Speaker
Description
The finite-temperature equation of state (EOS) is analyzed within an effective Lagrangian framework, where the dilaton field encodes the breaking of scale symmetry in QCD. In the pure gauge $SU(3)_c$ sector, the gluon condensate dynamics are described through a dilaton Lagrangian: at low temperature the condensate is dominated by the dilaton, while above the critical temperature it evaporates into quasi-free gluons. Glueball excitations are included assuming a linear Regge trajectory, and the role of a string tension term on the spectrum is explored. To address thermal effects, we study the role of dilaton fluctuations, which has proven successful in reproducing lattice QCD results for thermodynamic observables such as pressure and energy density. Furthermore, a first-order phase transition is found, as expected from the results of lattice QCD. The analysis is extended using an effective Lagrangian that incorporates both broken-scale symmetry and explicit chiral symmetry breaking, including mesons ($\sigma$, $\pi$, $\omega$, $\rho$) and nucleons at finite temperature and chemical potential, along with their thermal fluctuations. This approach enables the construction of an EOS over a wide range of temperature and chemical potential, providing a framework to study the nature of the QCD phase transition across different degrees of freedom.

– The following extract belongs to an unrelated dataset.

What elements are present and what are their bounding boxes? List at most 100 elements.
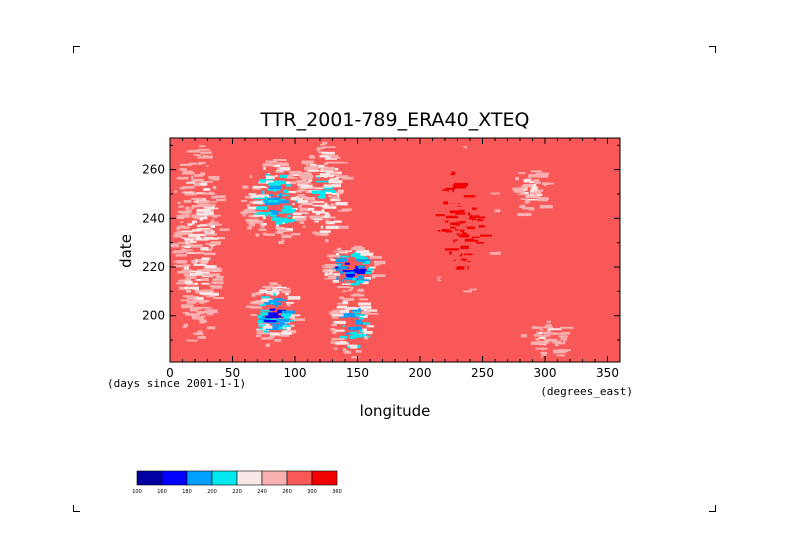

In parallel, relativistic mean-field (RMF) models based on the exchange of $\sigma$, $\omega$, and $\rho$ mesons with non-linear nucleon-$\sigma$ couplings and density-dependent $\rho$ coupling are employed. A large set of models is generated via Bayesian methods and constrained by both nuclear physics and astrophysical observations, including GW170817 and NICER data, providing a tool to explore neutron star properties within present empirical limits.